There have been many times throughout my career in tech when the problem described is not the problem that needs to be solved. This has often been the case when people have complained about the ineffectiveness of a software application only to find out that it is not set up correctly or that they have not been trained to use it properly. The software is rarely the problem, its application often is.

On investigation it turns out that many of the issues are to do with the quality of the data that the application uses. Poor data is misinterpreted as poor software . If your data is wrong or missing, the software will not function, reports will be irrelevant and the systems may end up making the business less efficient rather than realising the nirvana that it was bought for. So much time will be spent complaining about the systems, correcting information and developing ineffective workarounds.

So it was that I ended up once again trying to help sort out another set of data. Our small group needed to understand the relationship between the different component parts of the data. Which were most important to the company and which were less relevant? Which do we have, which do we need to find? What needs to be corrected?

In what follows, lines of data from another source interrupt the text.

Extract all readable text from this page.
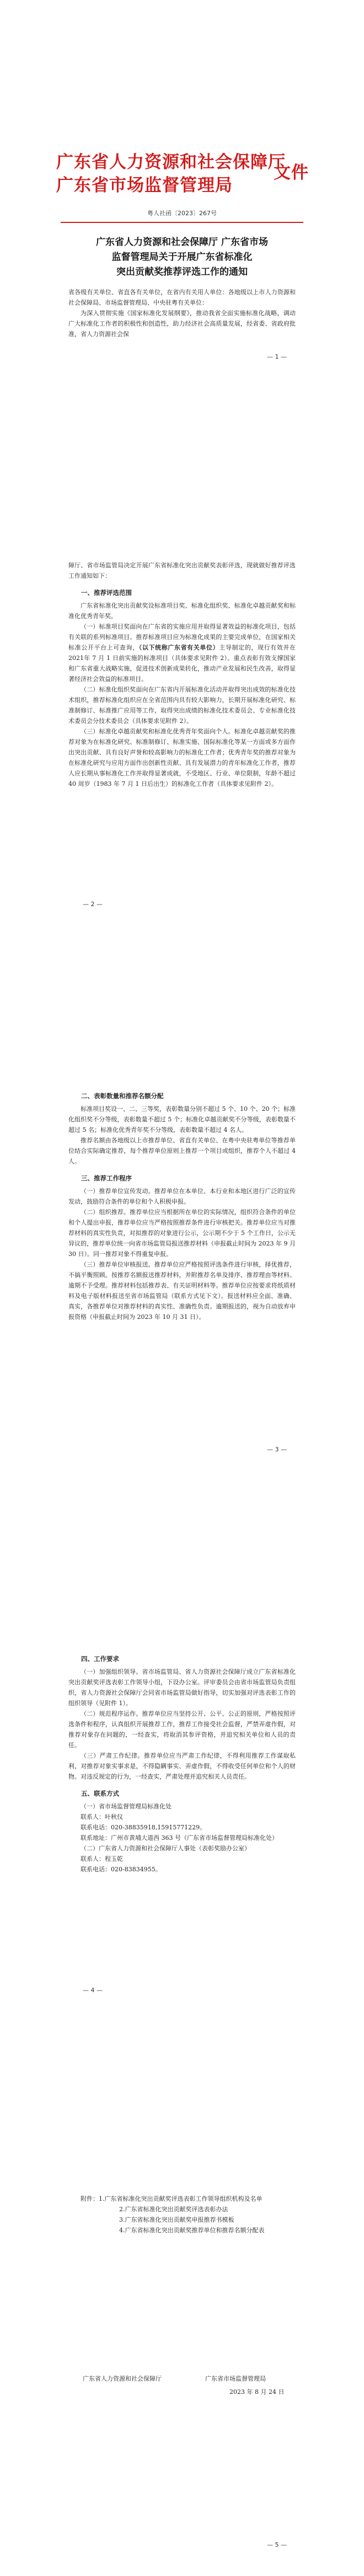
广东省人力资源和社会保障厅
广东省市场监督管理局
文件
粤人社函〔2023〕267号
广东省人力资源和社会保障厅 广东省市场
监督管理局关于开展广东省标准化
突出贡献奖推荐评选工作的通知

省各级有关单位、省直各有关单位，在省内有关用人单位：各地级以上市人力资源和社会保障局、市场监督管理局、中央驻粤有关单位：

为深入贯彻实施《国家标准化发展纲要》，推动我省全面实施标准化战略，调动广大标准化工作者的积极性和创造性，助力经济社会高质量发展，经省委、省政府批准，省人力资源社会保

— 1 —

障厅、省市场监管局决定开展广东省标准化突出贡献奖表彰评选，现就做好推荐评选工作通知如下：

一、推荐评选范围

广东省标准化突出贡献奖设标准项目奖、标准化组织奖、标准化卓越贡献奖和标准化优秀青年奖。

（一）标准项目奖面向在广东省的实施应用并取得显著效益的标准化项目，包括有关联的系列标准项目。推荐标准项目应为标准化成果的主要完成单位，在国家相关标准公开平台上可查询，（以下统称广东省有关单位）主导制定的，现行有效并在 2021年 7 月 1 日前实施的标准项目（具体要求见附件 2）。重点表彰有效支撑国家和广东省重大战略实施，促进技术创新成果转化，推动产业发展和民生改善，取得显著经济社会效益的标准项目。

（二）标准化组织奖面向在广东省内开展标准化活动并取得突出成效的标准化技术组织，推荐标准化组织应在全省范围内具有较大影响力，长期开展标准化研究、标准制修订、标准推广应用等工作，取得突出成绩的标准化技术委员会、专业标准化技术委员会分技术委员会（具体要求见附件 2）。

（三）标准化卓越贡献奖和标准化优秀青年奖面向个人。标准化卓越贡献奖的推荐对象为在标准化研究、标准制修订、标准实施、国际标准化等某一方面或多方面作出突出贡献、具有良好声誉和较高影响力的标准化工作者；优秀青年奖的推荐对象为在标准化研究与应用方面作出创新性贡献、具有发展潜力的青年标准化工作者，推荐人应长期从事标准化工作并取得显著成就，不受地区、行业、单位限制，年龄不超过 40 周岁（1983 年 7 月 1 日后出生）的标准化工作者（具体要求见附件 2）。

— 2 —
二、表彰数量和推荐名额分配

标准项目奖设一、二、三等奖，表彰数量分别不超过 5 个、10 个、20 个；标准化组织奖不分等级，表彰数量不超过 5 个；标准化卓越贡献奖不分等级，表彰数量不超过 5 名；标准化优秀青年奖不分等级，表彰数量不超过 4 名人。

推荐名额由各地级以上市推荐单位、省直有关单位、在粤中央驻粤单位等推荐单位结合实际确定推荐，每个推荐单位原则上推荐一个项目或组织，推荐个人不超过 4 人。

三、推荐工作程序

（一）推荐单位宣传发动。推荐单位在本单位、本行业和本地区进行广泛的宣传发动，鼓励符合条件的单位和个人积极申报。

（二）组织推荐。推荐单位应当根据所在单位的实际情况，组织符合条件的单位和个人提出申报，推荐单位应当严格按照推荐条件进行审核把关。推荐单位应当对推荐材料的真实性负责，对拟推荐的对象进行公示，公示期不少于 5 个工作日，公示无异议的，推荐单位统一向省市场监管局报送推荐材料（申报截止时间为 2023 年 9 月 30 日）。同一推荐对象不得重复申报。

（三）推荐单位审核报送。推荐单位应严格按照评选条件进行审核，择优推荐，不搞平衡照顾。按推荐名额报送推荐材料，并附推荐名单及排序、推荐理由等材料。逾期不予受理。推荐材料包括推荐表、有关证明材料等。推荐单位应按要求将纸质材料及电子版材料报送至省市场监管局（联系方式见下文）。报送材料应全面、准确、真实，各推荐单位对推荐材料的真实性、准确性负责。逾期报送的，视为自动放弃申报资格（申报截止时间为 2023 年 10 月 31 日）。

— 3 —
四、工作要求

（一）加强组织领导。省市场监管局、省人力资源社会保障厅成立广东省标准化突出贡献奖评选表彰工作领导小组，下设办公室。评审委员会由省市场监管局负责组织，省人力资源社会保障厅会同省市场监管局做好指导，切实加强对评选表彰工作的组织领导（见附件 1）。

（二）规范程序运作。推荐单位应当坚持公开、公平、公正的原则，严格按照评选条件和程序，认真组织开展推荐工作，推荐工作接受社会监督，严禁弄虚作假，对推荐对象存在问题的，一经查实，将取消其参评资格，并追究相关单位和人员的责任。

（三）严肃工作纪律。推荐单位应当严肃工作纪律，不得利用推荐工作谋取私利，对推荐对象实事求是，不得隐瞒事实、弄虚作假，不得收受任何单位和个人的财物。对违反规定的行为，一经查实，严肃处理并追究相关人员责任。

五、联系方式

（一）省市场监督管理局标准化处

联系人：叶秋仪

联系电话：020-38835918,15915771229。

联系地址：广州市黄埔大道西 363 号（广东省市场监督管理局标准化处）

（二）广东省人力资源和社会保障厅人事处（表彰奖励办公室）

联系人：程玉乾

联系电话：020-83834955。

— 4 —

附件：1.广东省标准化突出贡献奖评选表彰工作领导组织机构及名单

2.广东省标准化突出贡献奖评选表彰办法

3.广东省标准化突出贡献奖申报推荐书模板

4.广东省标准化突出贡献奖推荐单位和推荐名额分配表

广东省人力资源和社会保障厅	广东省市场监督管理局
2023 年 8 月 24 日
— 5 —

I think in metaphors and imagined a pristine mountain covered in snow with a ski lift running up to a cafe at the top. The cafe represented the highest level of the data, in this case a ‘property’. From this vantage point I could see different ski runs making their way down the slopes. Each represented a different attribute of the data. Some fizzled out after a short while and others stopped at refreshment points, such as a ‘unit’ only to give rise to more ski runs. The whole of the data map was laid out on the mountain.

We started at the top and skied down our data runs. Each was checked for clarity, correctness and usefulness. Everything was documented on our way to the bottom. Surprise surprise, we discovered things along the way. Data we needed already existed but in the wrong place. The application had functionality we didn’t know about. Different teams are using different fields to record the same thing.

It was a hugely useful exercise and we now have a list of things to get on with.

The software is rarely the problem, the data often is.